Single-Nanometer Changes in Nanopore Geometry Influence Curvature, Local Properties, and Protein Localization in Membrane Simulations.
Belessiotis-Richards A., Higgins SG., Butterworth B., Stevens MM., Alexander-Katz A.
Nanoporous surfaces are used in many applications in intracellular sensing and drug delivery. However, the effects of such nanostructures on cell membrane properties are still far from understood. Here, we use coarse-grained molecular dynamics simulations to show that nanoporous substrates can stimulate membrane-curvature effects and that this curvature-sensing effect is much more sensitive than previously thought. We define a series of design parameters for inducing a nanoscale membrane curvature and show that nanopore taper plays a key role in membrane deformation, elucidating a previously unexplored fabrication parameter applicable to many nanostructured biomaterials.
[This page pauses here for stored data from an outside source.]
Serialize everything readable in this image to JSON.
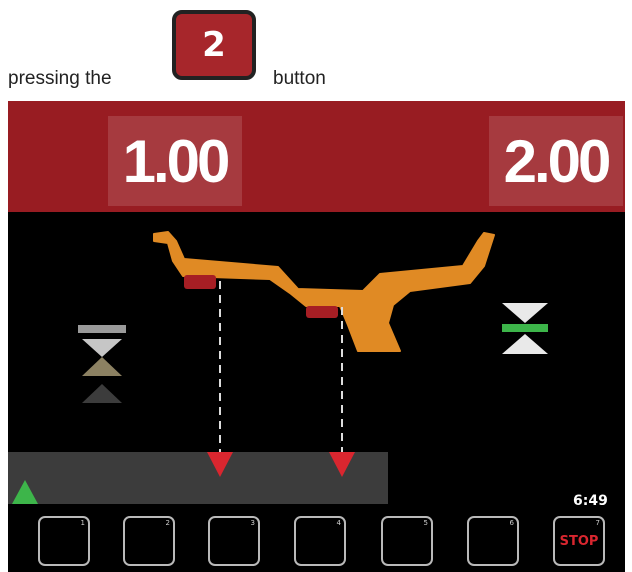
{
  "intro": {
    "text_before": "pressing the",
    "key_label": "2",
    "text_after": "button"
  },
  "screen": {
    "left_value": "1.00",
    "right_value": "2.00",
    "time": "6:49",
    "function_keys": [
      {
        "number": "1",
        "label": ""
      },
      {
        "number": "2",
        "label": ""
      },
      {
        "number": "3",
        "label": ""
      },
      {
        "number": "4",
        "label": ""
      },
      {
        "number": "5",
        "label": ""
      },
      {
        "number": "6",
        "label": ""
      },
      {
        "number": "7",
        "label": "STOP"
      }
    ]
  },
  "colors": {
    "header_red": "#981c22",
    "wheel_orange": "#e08a24",
    "marker_red": "#d9262f",
    "indicator_green": "#3db54a"
  }
}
We report significant changes in the membrane area per lipid and thickness at regions of curvature. Finally, we demonstrate that regions of the nanopore-induced membrane curvature act as local hotspots for an increased bioactivity. We show spontaneous binding and localization of the epsin N-terminal homology (ENTH) domain to the regions of curvature. Understanding this interplay between the membrane curvature and nanoporosity at the biointerface helps both explain recent biological results and suggests a pathway for developing the next generation of cell-active substrates.